Politicians and statistics
There are lies, damned lies and statistics. To this I add: “and how politicians use statistics”.
Dalton McGuinty, the Premier of the province of Ontario, finally admitted that the harmonization of the provincial retail sales tax with the federal government’s goods and services tax, which is to be effective on July 1 of this year, will cost Ontario consumers more. He made this admission when confronted yesterday by the opposition New Democrat Party (NDP). The NDP released a study, based on analysis by Statistics Canada, that suggests the harmonized sales tax will cost the average family in Ontario an additional $792 annually.
DUH? Even the government’s own projections last year showed that it stood to gain over $4 billion annually from this harmonization, largely as a result of the expanded coverage of the tax.
The Premier and his Revenue Minister claimed, in response, that when the personal tax cuts and various sales and property tax credits are considered, the aggregate effects will be neutral for most Ontario taxpayers.
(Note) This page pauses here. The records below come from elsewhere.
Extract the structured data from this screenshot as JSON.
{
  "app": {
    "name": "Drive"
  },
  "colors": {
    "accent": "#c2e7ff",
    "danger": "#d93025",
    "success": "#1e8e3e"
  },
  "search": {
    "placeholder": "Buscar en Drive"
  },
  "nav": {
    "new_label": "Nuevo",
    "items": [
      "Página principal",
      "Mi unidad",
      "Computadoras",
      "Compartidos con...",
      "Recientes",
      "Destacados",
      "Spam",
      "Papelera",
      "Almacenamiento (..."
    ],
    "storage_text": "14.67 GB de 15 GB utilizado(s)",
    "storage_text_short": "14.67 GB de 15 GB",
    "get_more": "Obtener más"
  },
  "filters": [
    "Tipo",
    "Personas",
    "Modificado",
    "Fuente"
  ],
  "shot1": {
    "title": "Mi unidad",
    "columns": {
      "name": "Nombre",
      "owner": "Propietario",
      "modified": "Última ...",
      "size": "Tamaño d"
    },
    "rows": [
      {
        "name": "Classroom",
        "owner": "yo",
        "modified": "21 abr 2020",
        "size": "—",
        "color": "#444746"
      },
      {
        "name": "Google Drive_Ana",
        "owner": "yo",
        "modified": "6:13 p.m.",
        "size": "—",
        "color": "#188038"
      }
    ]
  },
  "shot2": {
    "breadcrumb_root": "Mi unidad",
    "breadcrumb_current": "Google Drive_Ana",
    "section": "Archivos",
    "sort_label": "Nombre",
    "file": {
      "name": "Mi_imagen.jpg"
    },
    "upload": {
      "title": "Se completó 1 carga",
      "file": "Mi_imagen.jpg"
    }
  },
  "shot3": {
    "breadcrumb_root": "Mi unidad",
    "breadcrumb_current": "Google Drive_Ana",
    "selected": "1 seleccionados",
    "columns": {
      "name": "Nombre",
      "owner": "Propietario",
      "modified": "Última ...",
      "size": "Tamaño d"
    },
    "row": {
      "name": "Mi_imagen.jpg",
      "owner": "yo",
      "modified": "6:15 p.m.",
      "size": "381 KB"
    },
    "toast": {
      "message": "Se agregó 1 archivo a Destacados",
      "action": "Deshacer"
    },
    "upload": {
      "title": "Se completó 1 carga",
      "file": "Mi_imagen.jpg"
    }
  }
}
The problem here is that thee two men are mixing apples and walnuts (sounds like the makings of a Waldorf salad). The tax cuts and sales tax harmonization should be considered independent of each other. Both might be good policies on their own merits. However, if tax harmonization was needed to fund the income tax cuts, then good and bad policies might have been mixed.
I doubt that Government of Ontario actually analyzed whether tax harmonization was the best policy option to fund the income tax cuts. And if they were, why not reduce income taxes even more, and raise the province’s sales tax from 8% to 10% in addition to expanding it base?
McGuinty and his team further defended their actions by claiming that tax harmonization eventually would create up to 600,000 jobs. These numbers were produced by Jack Mintz, who runs the School of Public Policy at the University of Calgary.
I will leave for another blog a discussion of the logical flaws in his theoretical analysis. For today I will look at the role f tax harmonization. In his November 2009 study, which has been quoted extensively by the Ontario Government, Mintz pointed out that “Ontario will see its effective tax rate on new investments by medium and large businesses plummet from 33.6% in 2009 to 23.7% in 2010 and then to 18.5% by 2018.” It is the reduction in the effective tax rate on new investments, especially this year, that drives his job creation conclusions.
However, the reduction in the effective tax rate in Ontario results largely from the reductions in the federal and provincial corporate income tax rates and the elimination of the province’s capital tax. Sales tax harmonization has a negligible effect at most.
Indeed, this might not even have any impact. According to a study by TD Economics (September 2009), the tax savings for business resulting from harmonization will be passed on in lower prices to consumers. If TD Economics is right, and the Government of Ontario has been touting this report as well, then harmonization will not reduce the effective tax rate on new investments. On the other hand, if TD Economics is wrong, Premier McGuinty cannot claim that harmonization will not lead to higher prices for consumers. But the resulting impact on the effective tax rate will be marginal, and almost non-existent in 2010 – the year when Mintz argued there would be the largest reduction in the effective tax rate. Consequently, harmonization could not contribute much at all to creating new jobs.
Despite his best efforts, it is obvious that Premier McGuinty cannot whistle and chew gum at the same time.
The opinions expressed in this blog are personal and do not reflect the views of either Global Brief or the Glendon School of Public and International Affairs.